Combinations of the Semantic Web, Graph Databases, and Logic Programming are explored. Data are complemented by Knowledge (Ontologies and Rules). Graphs and Relations are integrated. The ensuing synergies cross-fertilize tools and techniques and contribute to eXplainable Artificial Intelligence and IT at large. As an example, representations of Cypher's Labeled Property Graphs in RDF and PSOA RuleML are discussed.

1 Introduction

In this document, three facets will be considered:

  • Research and Development (R&D) Field: Semantic Web, Graph Databases, and Logic Programming
  • Information Category: Data, Ontologies, and Rules
  • Structuring Paradigm: Graphs and Relations

Here is an initial refinement of the facets:

Field: The R&D fields of the Semantic Web, Graph Databases, and Logic Programming are each progressing on their own and in combinations as depicted by the following visualization:

SemanticGraphLogicSystems.png

Their three pairwise combinations visualized by the two-fold overlap areas are characterized here with synergies as follows:

  • Graph Databases and Logic Programming: Relational atomic formulas (atoms) from Logic Programming can be enriched by atoms corresponding to ground, i.e. variable-free, terms (instances) or non-ground, i.e. variable-containing, terms (patterns) of vertices (nodes) with outgoing labeled edges (arcs) from Graph Databases, as shown, e.g., by LIFE, F-logic, RIF, and PSOA RuleML; conversely, Graph Databases can be enriched by rules for deduction as in Logic Programming; see, e.g., PSOA RuleML Bridges Graph and Relational Databases
  • Graph Databases and Semantic Web: Semantic Web Triple Stores constitute a paradigm for knowledge graphs and for (RDF) Graph Databases queried with SPARQL, possibly built from natural-language texts using extraction methods (as for DBpedia), and Semantic Web tools such as reasoners could be adapted for Graph Databases; conversely, Graph Databases have developed novel modeling methods such as Labeled Property Graphs, and their techniques for time and space efficiency can benefit Semantic Web implementations
  • Logic Programming and Semantic Web: Semantic Web methods such as for text extraction can be transferred to build fact-and-rule bases for Logic Programming, and its Formal Concept Analysis taxonomy generators and Description Logic ontology classifiers, e.g. for OWL TBoxes, could be adapted to preprocessors building type (sort) lattices for sorted and graph-relational Logic Programs from class descriptions; conversely, Ontology languages can be defined via Rules, and Logic Programming methods such as the polyadic relations of Datalog, optionally augmented by the polyadic functions of Horn logic, can be transferred to Semantic Web rules, as shown, e.g., by RIF and RuleML

Category: While much of the current effort centers on Big Data, sometimes extended to Smart Data etc., the information category of Data will be complemented here by the category of Knowledge (Ontologies and Rules). Ontologies among other things support the specification of schema-generalizing semantics for Data. Rules (generalizing database views) support, e.g., the derivation of new Data from given Data.
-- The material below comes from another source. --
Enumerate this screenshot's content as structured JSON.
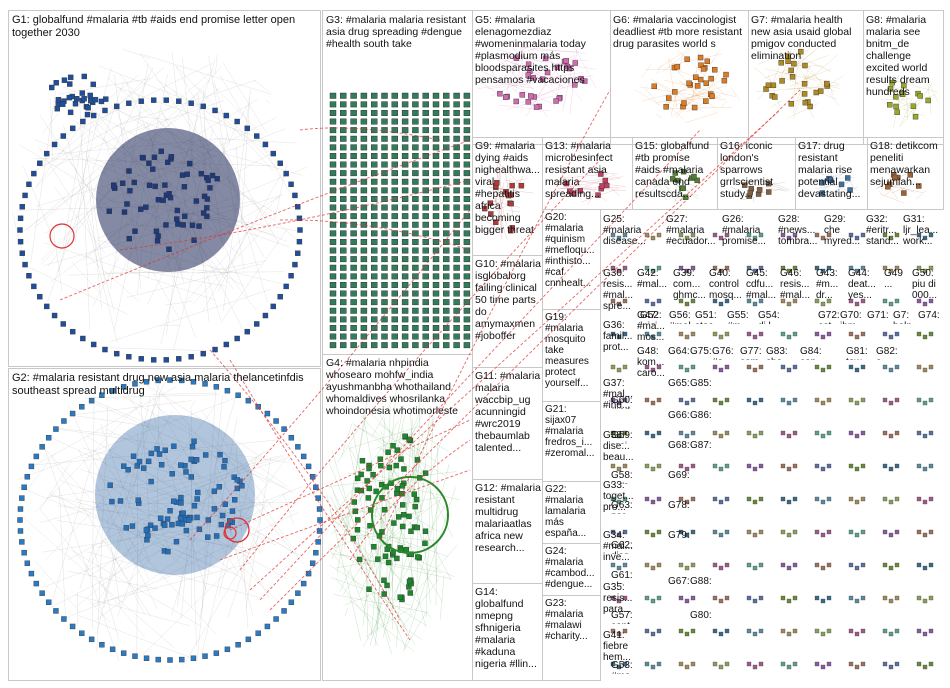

Paradigm: The structuring paradigms of Graphs and Relations will be bridged (for both Data and Knowledge), resulting in an integrated Graph-Relational paradigm. The industry-leading Graph Database subparadigm of Labeled Property Graphs will be of special interest.

This document proceeds to sections on: the integrated structuring paradigm for the information categories in the combination of all three fields, comparing Labeled Property Graphs with PSOA RuleML and RDF, broadening the scope to Artificial Intelligence (AI) and IT at large, as well as conclusions. Some of these topics are also introduced in accompanying slides.

2 The GraRelDOR Combination

The fields' three-way combination centered on the above visualization's three-fold overlap area highlights:

  1. the Semantic Web's notion of (domain) "semantics" for Data, extending its "Web" aspect to include intranets, the Internet of Things, and other networked systems,
  2. the "graph" structures of Graph Databases (complementary to Relational Databases), expanding their "data(base)" aspect to include Knowledge, and
  3. the computational "logic(s)" of Logic Programming, expanding its Relational "programming" aspect to include -- declarative -- specification as well as -- high-level -- (meta)modeling with Graph-Relational Rules.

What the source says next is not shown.